Republic of the Philippines
SUPREME COURT
Manila

EN BANC

G.R. Nos. L-11997 and L-12042             April 29, 1959

THE PEOPLE OF THE PHILIPPINES, plaintiff-appellee,
vs.
SY BENG GUAT, defendant.
MANILA SURETY & FIDELITY CO., INC., bondman-appellant.

Office of the Solicitor General Abrosio Padilla and Solicitor Crispin V. Bautista for appellee.
Dimayuga, Villaluz and Dimayuga for appellant.

BAUTISTA ANGELO, J.:

Sy Beng Guat was charged with estafa in two cases before the Court of First Instance of Rizal. He posted a bail bond in the sum of P4,000.00 subscribed by the Manila Surety & Fidelity Co., Inc. for his provisional liberty. On the date set for the continuation of the trial, the bondsman moved for postponement on the ground that it was still trying to locate the accused who, according to its information, was confined in jail in connection with two other cases pending in Quezon City. The court denied the motion and ordered the forfeiture of the bond giving the bondsman 30 days within to produce the accused and show cause why judgment should not be rendered against it for the amount of the bond. The bondsman filed a motion for an extension of 30 days within which to comply with the court's order, which was granted. A second motion for extension of 30 days was filed by the bondsman, and again the same was granted. The bondsman having failed to produce the accused within the period extended, the court granted it another period of grace to expire on October 20, 1955.

After the surety company failed to produce the accused even after the several postponements given to it, the trial court on November 24, 1955 rendered judgment against it on the bond and ordered that a writ of execution be issued for the satisfaction of the judgment. On November 25, 1955, the bondsman learned that the accused was confined in the New Bilibid Prisons of Muntinglupa serving the sentence imposed upon him in two criminal cases by the Court of First Instance of Manila, for which reason it could not produce him in court as required, and so on December 8, 1955 it filed a motion to lift the order of confiscation praying that it be relieved from its liability under the bond. As this motion was denied, the bondsman took the present appeal.

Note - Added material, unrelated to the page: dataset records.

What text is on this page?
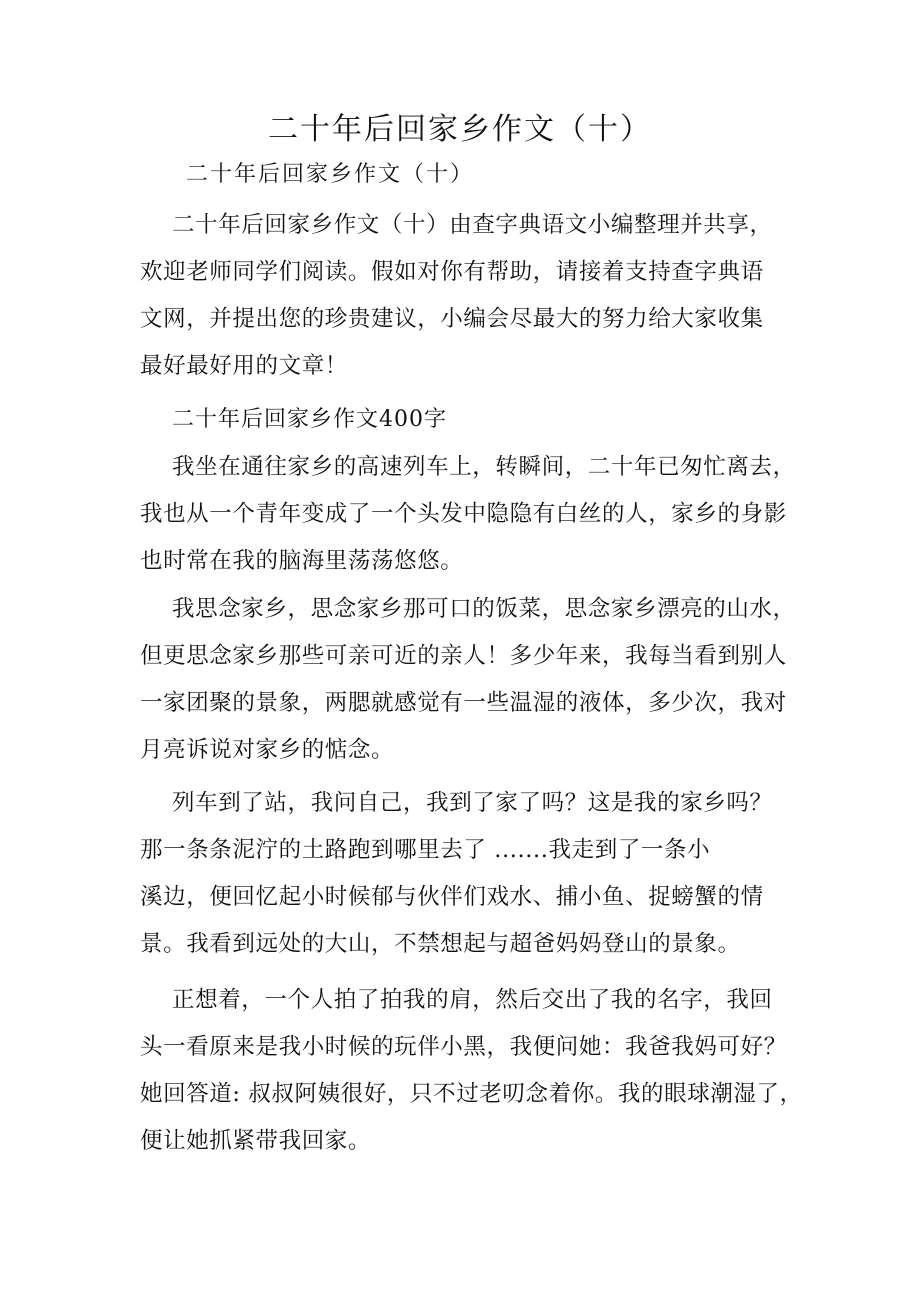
二十年后回家乡作文（十）
二十年后回家乡作文（十）
二十年后回家乡作文（十）由查字典语文小编整理并共享，
欢迎老师同学们阅读。假如对你有帮助，请接着支持查字典语
文网，并提出您的珍贵建议，小编会尽最大的努力给大家收集
最好最好用的文章！
二十年后回家乡作文400字
我坐在通往家乡的高速列车上，转瞬间，二十年已匆忙离去，
我也从一个青年变成了一个头发中隐隐有白丝的人，家乡的身影
也时常在我的脑海里荡荡悠悠。
我思念家乡，思念家乡那可口的饭菜，思念家乡漂亮的山水，
但更思念家乡那些可亲可近的亲人！多少年来，我每当看到别人
一家团聚的景象，两腮就感觉有一些温湿的液体，多少次，我对
月亮诉说对家乡的惦念。
列车到了站，我问自己，我到了家了吗？这是我的家乡吗？
那一条条泥泞的土路跑到哪里去了 .......我走到了一条小
溪边，便回忆起小时候郁与伙伴们戏水、捕小鱼、捉螃蟹的情
景。我看到远处的大山，不禁想起与超爸妈妈登山的景象。
正想着，一个人拍了拍我的肩，然后交出了我的名字，我回
头一看原来是我小时候的玩伴小黑，我便问她：我爸我妈可好？
她回答道: 叔叔阿姨很好，只不过老叨念着你。我的眼球潮湿了，
便让她抓紧带我回家。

The law governing the forfeiture of bail is Section 15, Rule 110, of the Rules of Court, which provides:

SEC. 15. Forfeiture of bail. — When the appearance of the defendant is required by the court, his sureties shall be notified to produce him before the court on a given date. If the defendant fails to appear as required, the bond is declared forfeited and the bondsmen are given thirty days within which to produce their principal and to show cause why a judgment should not be rendered against them for the amount of their bond. Within the said period of thirty days, the bondsmen (a) must produce the body of their principal or give the reason for its non-production; and (b) must explain satisfactorily why defendant did not appear before the court when first required so to do. Failing in these two requisites a judgment shall be rendered against the bondsmen.

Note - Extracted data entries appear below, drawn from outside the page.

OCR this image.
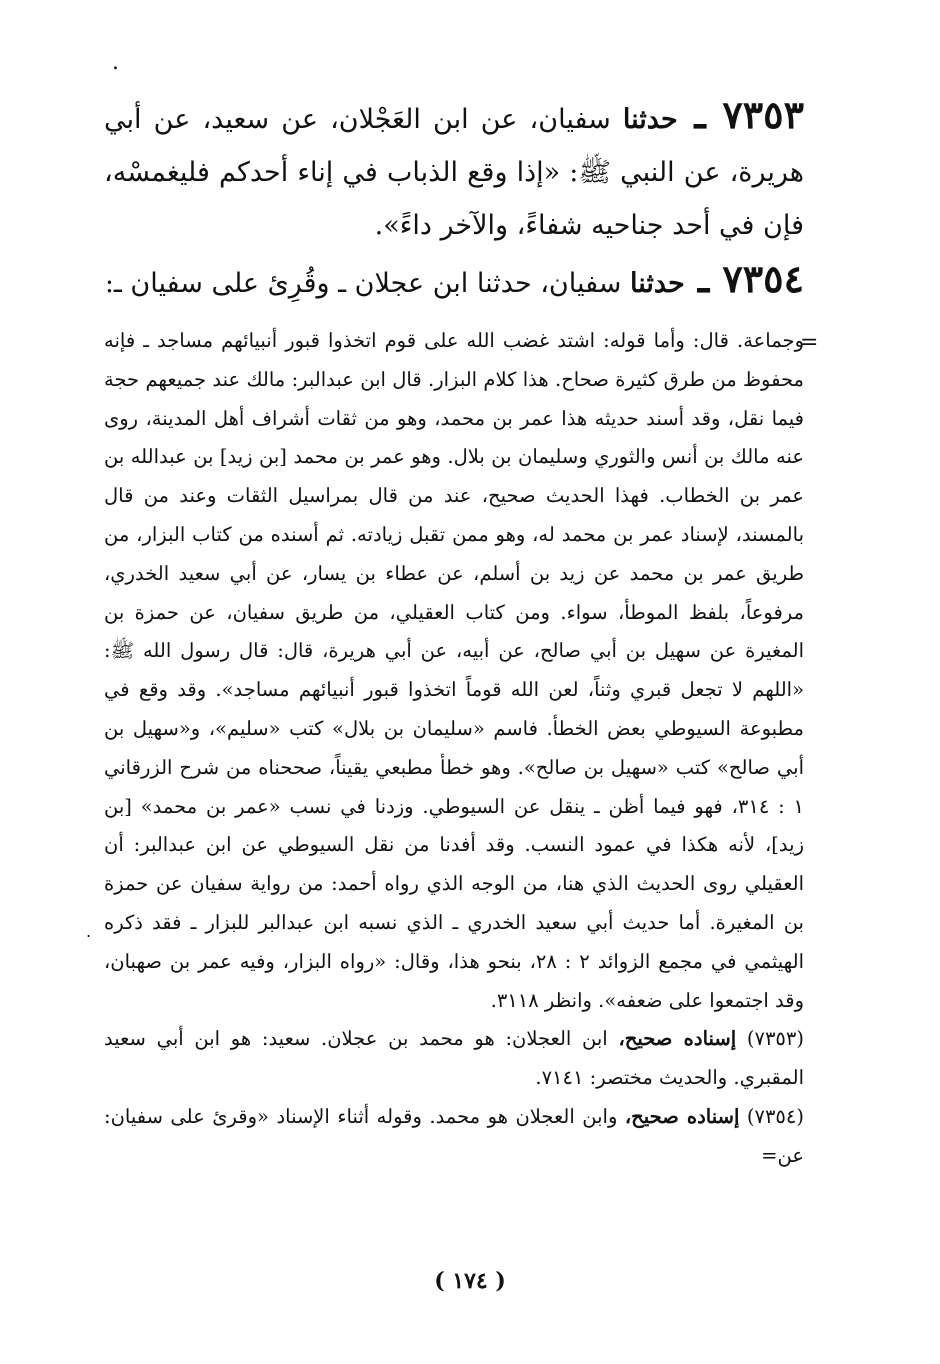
.
=
.

٧٣٥٣ ـ حدثنا سفيان، عن ابن العَجْلان، عن سعيد، عن أبي هريرة، عن النبي ﷺ: «إذا وقع الذباب في إناء أحدكم فليغمسْه، فإن في أحد جناحيه شفاءً، والآخر داءً».

٧٣٥٤ ـ حدثنا سفيان، حدثنا ابن عجلان ـ وقُرِئ على سفيان ـ:

وجماعة. قال: وأما قوله: اشتد غضب الله على قوم اتخذوا قبور أنبيائهم مساجد ـ فإنه محفوظ من طرق كثيرة صحاح. هذا كلام البزار. قال ابن عبدالبر: مالك عند جميعهم حجة فيما نقل، وقد أسند حديثه هذا عمر بن محمد، وهو من ثقات أشراف أهل المدينة، روى عنه مالك بن أنس والثوري وسليمان بن بلال. وهو عمر بن محمد [بن زيد] بن عبدالله بن عمر بن الخطاب. فهذا الحديث صحيح، عند من قال بمراسيل الثقات وعند من قال بالمسند، لإسناد عمر بن محمد له، وهو ممن تقبل زيادته. ثم أسنده من كتاب البزار، من طريق عمر بن محمد عن زيد بن أسلم، عن عطاء بن يسار، عن أبي سعيد الخدري، مرفوعاً، بلفظ الموطأ، سواء. ومن كتاب العقيلي، من طريق سفيان، عن حمزة بن المغيرة عن سهيل بن أبي صالح، عن أبيه، عن أبي هريرة، قال: قال رسول الله ﷺ: «اللهم لا تجعل قبري وثناً، لعن الله قوماً اتخذوا قبور أنبيائهم مساجد». وقد وقع في مطبوعة السيوطي بعض الخطأ. فاسم «سليمان بن بلال» كتب «سليم»، و«سهيل بن أبي صالح» كتب «سهيل بن صالح». وهو خطأ مطبعي يقيناً، صححناه من شرح الزرقاني ١ : ٣١٤، فهو فيما أظن ـ ينقل عن السيوطي. وزدنا في نسب «عمر بن محمد» [بن زيد]، لأنه هكذا في عمود النسب. وقد أفدنا من نقل السيوطي عن ابن عبدالبر: أن العقيلي روى الحديث الذي هنا، من الوجه الذي رواه أحمد: من رواية سفيان عن حمزة بن المغيرة. أما حديث أبي سعيد الخدري ـ الذي نسبه ابن عبدالبر للبزار ـ فقد ذكره الهيثمي في مجمع الزوائد ٢ : ٢٨، بنحو هذا، وقال: «رواه البزار، وفيه عمر بن صهبان، وقد اجتمعوا على ضعفه». وانظر ٣١١٨.

(٧٣٥٣) إسناده صحيح، ابن العجلان: هو محمد بن عجلان. سعيد: هو ابن أبي سعيد المقبري. والحديث مختصر: ٧١٤١.

(٧٣٥٤) إسناده صحيح، وابن العجلان هو محمد. وقوله أثناء الإسناد «وقرئ على سفيان: عن=

( ١٧٤ )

It would appear that when a case is set for trial the duty of the bondsman is to see to it that the accused appears on the date of trial. If he fails to do so, he should be given 30 days within which to produce the accused and to show cause why judgment should not be rendered against him for the amount of the bond, and within said period, the bondsman is required to do two things. (1) to produce the body of the accused or give reasons for his non-production; and (2) to explain satisfactorily why the accused failed to appear when first required to do so. Failure to do either may subject the bondsman to liability.

It thus clearly appears that the mere production or appearance of the accused within the period set by the court after his failure to appear when first required for trial would not suffice to exonerate the bondsman from liability, nor entitle him to release as a matter of right, but it is still necessary that he give satisfactory reasons why he failed to appear when first required to do so. In the instant case, the bondsman not only was not able to produce the body of the accused despite the several extensions granted to it, but failed to explain satisfactorily why it was not able to produce him during the trial set on July 19, 1955. It, therefore, failed to comply with the law.

In its motion to lift the order of confiscation, the bondsman stated: "From reliable information the herein movant was informed that the accused Sy Beng Guat has already been confined at the Bureau of Prisons (Muntinglupa) serving sentence connection with Criminal Cases Nos. 10900 and 11037 of the Court of First Instance of Manila, as evidenced by a certificate of the Bureau of Prisons." It was there stated that he was committed to said penitentiary only on November 30, 1955. It is true, as certified by the Director of Prisons, that the accused was involved in two other criminal cases pending in the Court of First Instance of Manila and, as it is to be presumed, he was at all times available to the court during the prosecution and trial of said two cases, we see no plausible reason for the bondsman not to know his whereabouts and not to produce him for the trial in the instant cases considering the several extentions granted by the court to locate and produce him. The fact that the accused was dealt with in due course in the two cases above-mentioned so much so that he was eventually confined in prison, confirms our view that the bondsman has failed to do its duty to keep a continuous surveillance over him which accounted for its failure to produce him when required by the court.

In a recent case decided by this Court, we said: "It is obvious from the above-quoted section that if after notice to produce the defendant is served upon the sureties the defendant fails to appear at the time required by the court, the bail bond shall be declared forfeited, and the forfeiture can only be discharge if, within thirty days, the defendant appears when required to do so. The personal appearance of the defendant is therefore not sufficient; it is still necessary that it be accompanied by a satisfactory explanation of his failure to appear. Mere explanation is not also enough. It is of prime importance that it be satisfactory in order that the surety may be discharged from liability. And it is well settled that the question whether the explanation given is or is not sufficient is a matter that lies within the discretation of the court" (People vs. Felix, G.R. No. L-10094, May 14, 1957; Italics ours). Here the explanation given is not satisfactory; neither can it entitle the bondsman to a mitigation of its liability.

Wherefore, the order appealed from is affirmed, with costs against appellant.

Paras, C.J., Bengzon, Padilla, Montemayor, Reyes, A., Labrador, Concepcion and Endencia, JJ., concur.